A artista Néle Azevedo também teve seu trabalho associado a questões ecológicas ao realizar instalações com pequenas esculturas de gelo que derretem no espaço urbano. Em seu projeto “Monumento Mínimo”, Néle interfere delicadamente sobre a cidade, trocando a rigidez e a imponência dos monumentos oficiais pela fluidez efêmera de seus pequenos homens de gelo, que derretem rapidamente frente aos olhos dos observadores, fazendo-nos pensar na efemeridade e no transcorrer da vida.

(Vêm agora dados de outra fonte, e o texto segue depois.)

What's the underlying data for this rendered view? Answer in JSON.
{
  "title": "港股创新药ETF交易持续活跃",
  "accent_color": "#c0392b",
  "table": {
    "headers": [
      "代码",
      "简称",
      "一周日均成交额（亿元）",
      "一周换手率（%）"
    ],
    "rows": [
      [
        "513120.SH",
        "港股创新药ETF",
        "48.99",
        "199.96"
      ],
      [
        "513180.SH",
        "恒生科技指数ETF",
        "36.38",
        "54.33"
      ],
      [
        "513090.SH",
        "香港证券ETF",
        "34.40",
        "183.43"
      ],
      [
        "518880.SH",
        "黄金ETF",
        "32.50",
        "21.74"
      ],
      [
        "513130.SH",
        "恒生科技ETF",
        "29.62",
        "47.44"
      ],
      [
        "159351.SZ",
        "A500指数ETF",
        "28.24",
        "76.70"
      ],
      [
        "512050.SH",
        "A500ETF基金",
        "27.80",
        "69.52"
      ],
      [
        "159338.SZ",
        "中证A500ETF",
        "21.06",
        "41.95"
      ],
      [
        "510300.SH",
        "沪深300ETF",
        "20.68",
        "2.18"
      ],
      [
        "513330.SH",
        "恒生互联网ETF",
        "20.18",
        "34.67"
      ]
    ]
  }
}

Corpo e morte são temas recorrentes no trabalho da artista mexicana Teresa Margolles. Como funcionária do instituto médico legal na cidade do México, Margolles tem acesso à água com que se lavam cadáveres, material que utiliza para a realização de suas instalações. Em uma exposição na Alemanha, Margolles ocupa todo o museu com trabalhos relacionados à água. Na primeira sala o espectador encontra um espaço totalmente vazio e vê apenas belas bolhas de sabão produzidas por uma máquina. As bolhas sobrevoam levemente o espaço, às vezes estourando sobre o corpo dos passantes. Apenas ao final o visitante é informado que aquelas bolhas foram produzidas com a água com que se lavaram cadáveres. Em outro ambiente o ar é tomado pelo vapor produzido com a mesma água. O visitante pode também sentar-se inadvertidamente sobre bancos de cimento em cuja confecção a água dos cadáveres foi misturada. A exposição também inclui um vídeo no qual se vê a lavagem dos corpos realizadas no instituto médico legal.

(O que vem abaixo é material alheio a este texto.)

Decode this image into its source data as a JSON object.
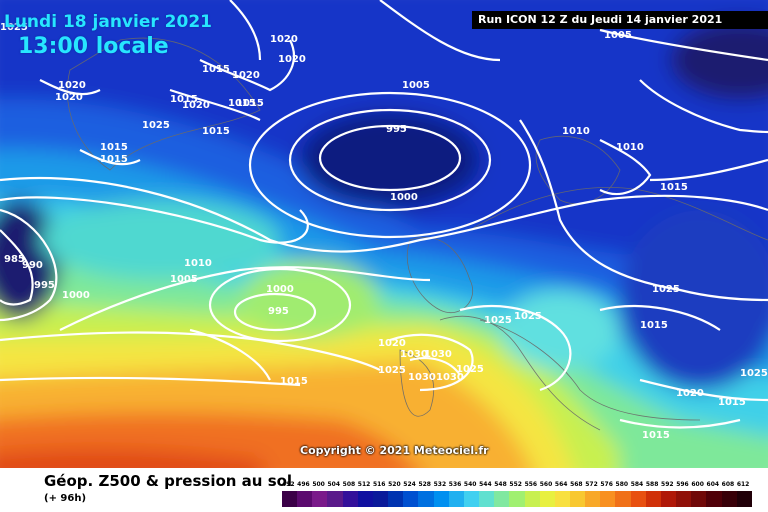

A mesma estratégia de lavagem é utilizada pela artista brasileira Síssi Fonseca, porém em um contexto totalmente diferente. Desde 2003 a artista vem realizando uma série de lavagens em diferentes locais, nas quais utiliza seu próprio corpo como se fosse um pano de chão para lavar os espaços expositivos. Por meio de uma aprofundada pesquisa gestual a artista interage com objetos, com o público e com a arquitetura dos locais, utilizando vários baldes com água. Ao esfregar-se intensamente no chão e nas paredes, Síssi Fonseca limpa as sujeiras reais e metafóricas de galerias, centros culturais e outras instituições artísticas. Suas ações fazem alusões poéticas ao tradicional trabalho cotidiano feminino e ao trabalho de faxineiros e empregadas domésticas – todos estes trabalhos desvalorizados pela sociedade. A água ganha aqui um caráter de purificação e renovação espiritual.

Em todos estes trabalhos, a fluidez, a flutuação, o escorrimento, a forma informe e outras características e processos fenomenológicos da água tornam-se focos de interesse para os artistas, que encontram na matéria líquida um meio de expressão de questões ecológicas, espirituais, sociais, políticas ou puramente formais. Como uma fonte inesgotável de inspiração, a água segue irrigando a criação artística em conteúdos poéticos, potentes e fluidos.